Lei non parlerà mai più.

 

A cosa vale continuare a crederci, se tutti siamo destinati a finire così miseramente?

 

Quel giorno, ero accanto a lui.

 

Lui la amava, la amava incredibilmente, da sempre, come se fosse legato a quella ragazza dal filo del destino.

 

Non dimenticherò mai di quando stavamo tutti insieme, nel suo garage, di quando loro due facevano finta di litigare, ma tanto sapevamo tutti che i loro erano solo scherzi!

 

Non dimenticherò mai di quando entrò, livida in volto, gli occhi gonfi di pianto.

 

“Ho un cancro. I dottori hanno detto che mi resta un mese”

 

Allora sono diventato adulto.

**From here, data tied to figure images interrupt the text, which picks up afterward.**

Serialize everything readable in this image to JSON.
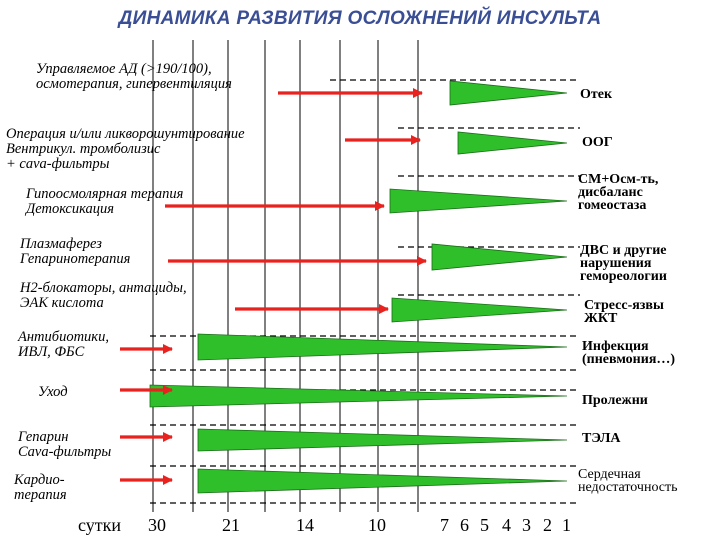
{
  "title": "ДИНАМИКА РАЗВИТИЯ ОСЛОЖНЕНИЙ ИНСУЛЬТА",
  "colors": {
    "title": "#3a4e96",
    "arrow": "#e8231f",
    "wedge": "#2fbf2a",
    "text": "#000000"
  },
  "therapies": [
    {
      "text": "Управляемое АД (>190/100),\nосмотерапия, гипервентиляция"
    },
    {
      "text": "Операция и/или ликворошунтирование\nВентрикул. тромболизис\n+ cava-фильтры"
    },
    {
      "text": "Гипоосмолярная терапия\nДетоксикация"
    },
    {
      "text": "Плазмаферез\nГепаринотерапия"
    },
    {
      "text": "Н2-блокаторы, антациды,\nЭАК кислота"
    },
    {
      "text": "Антибиотики,\nИВЛ, ФБС"
    },
    {
      "text": "Уход"
    },
    {
      "text": "Гепарин\nCava-фильтры"
    },
    {
      "text": "Кардио-\nтерапия"
    }
  ],
  "complications": [
    {
      "text": "Отек"
    },
    {
      "text": "ООГ"
    },
    {
      "text": "СМ+Осм-ть,\nдисбаланс\nгомеостаза"
    },
    {
      "text": "ДВС и другие\nнарушения\nгемореологии"
    },
    {
      "text": "Стресс-язвы\nЖКТ"
    },
    {
      "text": "Инфекция\n(пневмония…)"
    },
    {
      "text": "Пролежни"
    },
    {
      "text": "ТЭЛА"
    },
    {
      "text": "Сердечная\nнедостаточность"
    }
  ],
  "axis": {
    "label": "сутки",
    "ticks": [
      "30",
      "21",
      "14",
      "10",
      "7",
      "6",
      "5",
      "4",
      "3",
      "2",
      "1"
    ]
  }
}
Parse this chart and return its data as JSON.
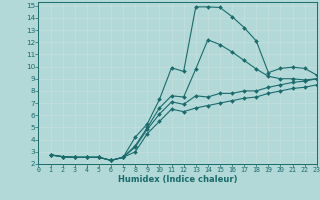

Appena maggiorenne, eppure del tutto adulto.

 

A lui era riuscita a dirlo solo dopo una settimana, e da allora guardandolo negli occhi, avevo capito che anche lui era diventato un uomo, che mai più i suoi occhi sarebbero stati quelli di un ragazzo.

 

E così, abbiamo smesso di fumare, perché lei ce lo aveva fatto promettere.

 

Il giorno prima della fine.

 

Poi è arrivato anche quel giorno.

 

E lui era lì, accanto a me, a tremare, e a spargere tutte quelle lacrime per essere stato solo un amico per lei, da sempre, solo un amico.

 

Perché mai aveva avuto il coraggio di parlarle di quell’infinito amore che gli squarciava il petto, come mai a me riuscì a dire quello che provava nel momento in cui la sua bara veniva chiusa.

 

Per sempre.

 

Ma lo capii, lo vidi con i miei nuovi occhi da adulto.

 

Sconforto, odio per il mondo, un abisso sconfinato e nero di rabbia.

 

Il mondo è cattivo, la vita è cattiva, non voglio fare più niente per migliorarlo, non lo merita!

 

Non dopo averci tolto lei, che più di tutti inneggiava alla vita!

 

Poi tu sei andata via, a casa, turbata.

 

E io ti ho guardata, ti ho osservata fino a quando eri solo un punto irriconoscibile.

 

Non ti ho abbracciata, non ti ho chiesto di farmi tornare delle mie vecchie idee, non ti ho raccontato di quella dannata estate, non mi sono offerto di proteggerti dalla cattiveria del mondo che non sembra averti ancora toccata.

 

Perché era davvero come ripeteva mio padre, anch’io sono parte del mondo, anche se faccio di tutto per nasconderlo.

 

Non sono immune alla sua meschineria, ne sono parte.

 

Và via, quindi, lo capirai anche tu.

 

Spero solo che sia il più tardi possibile, e che per allora avrai realizzato la tua piccola felicità in cui non sono previsto, in cui la cattiveria non è prevista.

 

Sorrido nel buio, mentre pochi metri ancora mi separano da casa.

 

Eccomi, varco la soglia, la televisione è accesa sul telegiornale delle otto.

 

Mi siedo, e in silenzio lascio che le notizie del giorno mi scivolino addosso senza tangermi.

 

Senza rendermi conto di quanto quel piccolo gesto mi faccia apparire così differente a mia madre.

 

Solo la notte continuo a sorridere, solo, sorrido per celare l’orrore di quello che ben presto diventerò.

 

Sorrido per cacciare via quella bara che fluttua nei miei incubi da adulto preso alla sprovvista.

 

Sorrido di scherno alla tua sorpresa e alla tua delusione, traendone quasi un piacere perverso e insensato.

 

Sorrido per non fare fuggire quell’ultimo fantasma di fanciullezza che accompagna chi fanciullo non è più; per stringermelo al petto e farmi forza nel mondo adulto.